Jenny had described the last eleven years as “falling down a bottomless pit of despair.” The recent crisis that brought her to my office, however, felt like the bottom of that pit. She had finally hit it. She wanted hope, she wanted to believe that rescue was possible. She was at the end of her rope, she said. My advice: let go of the rope. Jesus is often found at the point of hopelessness.
The much of the modern American church has attempted to pull Christ into the center of the American Dream. So, faith exists to grant us all our heart’s desires. Christianity is about a sweet, simple, happy life in the suburbs with big cars and big homes. Jesus is novelty of religious subculture – packaged as a bobble head, and a homeboy t-shirt. For those who don’t live at the center of that world, who don’t find the American dream even remotely tangible for them, Jesus too is a distant illusion.

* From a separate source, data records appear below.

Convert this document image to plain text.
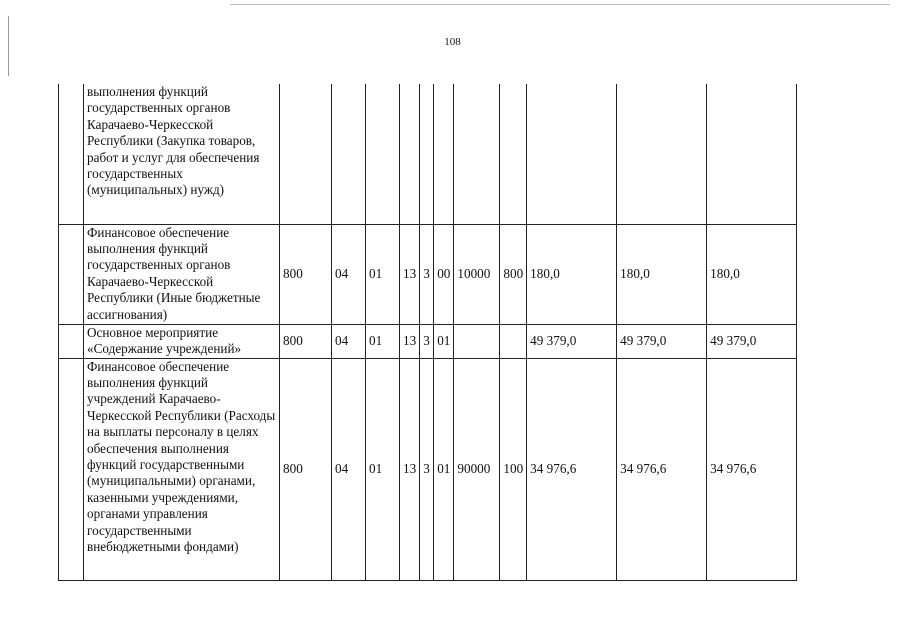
108
	выполнения функций государственных органов Карачаево-Черкесской Республики (Закупка товаров, работ и услуг для обеспечения государственных (муниципальных) нужд)											
	Финансовое обеспечение выполнения функций государственных органов Карачаево-Черкесской Республики (Иные бюджетные ассигнования)	800	04	01	13	3	00	10000	800	180,0	180,0	180,0
	Основное мероприятие «Содержание учреждений»	800	04	01	13	3	01			49 379,0	49 379,0	49 379,0
	Финансовое обеспечение выполнения функций учреждений Карачаево-Черкесской Республики (Расходы на выплаты персоналу в целях обеспечения выполнения функций государственными (муниципальными) органами, казенными учреждениями, органами управления государственными внебюджетными фондами)	800	04	01	13	3	01	90000	100	34 976,6	34 976,6	34 976,6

In the Scriptures, however, we find Jesus is often bringing salvation to the margins. He came to “seek and to save the lost” (Luke 19:10). He will leave the 99 sheep to pursue even just one who has wandered far off (Matt. 18:12). Throughout the Bible God pursues the broken, needy, destitute, abandoned, and hopeless. He goes to the margins of society to bring hope. In fact, it is at the margins that salvation truly exists.
For those who are at the center, those who have all they need apart from Jesus, there is no salvation. Think, for example, of the rich young ruler. He has much wealth and when Jesus confronts his dependence on money and his idolatry of possessions, the man “went away sorrowful, for he had great possessions” (Matt. 19:22). The religious elite too, fail to find salvation for all their self-righteousness. In Jesus’ parable of the prodigal son, it is the “obedient” son, the one who stayed home – the one who represents the pharisees – who doesn’t go into the party (Luke 15:28). Instead, Jesus brings salvation to the outcast, the social pariah, the destitute, those at the margins. He gives hope to the Samaritan woman at the well (John 4), the leper (Matt. 8:3), the political traitor (Luke 19:1-10), the prostitute (Luke 7:36-50), and the sinner (Luke 5:32).
There’s a reason for this dynamic contrast. It is at the margins that people most readily recognize their need of salvation. It is at the margins that people are most prepared to respond, repent, trust, and surrender. It is in the soil at the margins of society that the seeds of the gospel most readily bear fruit. God, of course, works in all sorts of situations and we see this too in Scripture. We see politicians, religious leaders, jailers, wealthy women come to faith in Christ too, but they are more the exception than the norm. Faith requires humility and surrender, and it is much harder to express such things in the context of comfort and personal satisfaction. Not impossible, for all things are possible with God (Matt. 19:26), and yet it is the general pattern that salvation is at the margins.
It is crucial that the church of Jesus Christ remember this. We need to repeat this message to one another. We need to practice this in our own ministries and personal lives. We need to give hope to one another as we find ourselves at the “margins” again. We need to go to the margins and call into the banquet the “poor, the crippled, the lame, and the blind” (Luke 14). This is our ministry to the world, our ministry to one another. In this series I hope to demonstrate some specific examples of salvation at the margins, not just textually through Scripture but in modern-day contexts too. Utilizing modern-day situations, I want to attempt to highlight the example of God’s compassionate salvation to those at the margins. Scripture will be used to substantiate these examples, for that is our ultimate authority, but I want to highlight the continuance of God’s practice and pattern today. Salvation is at the margins! Jenny found hope there and so can others.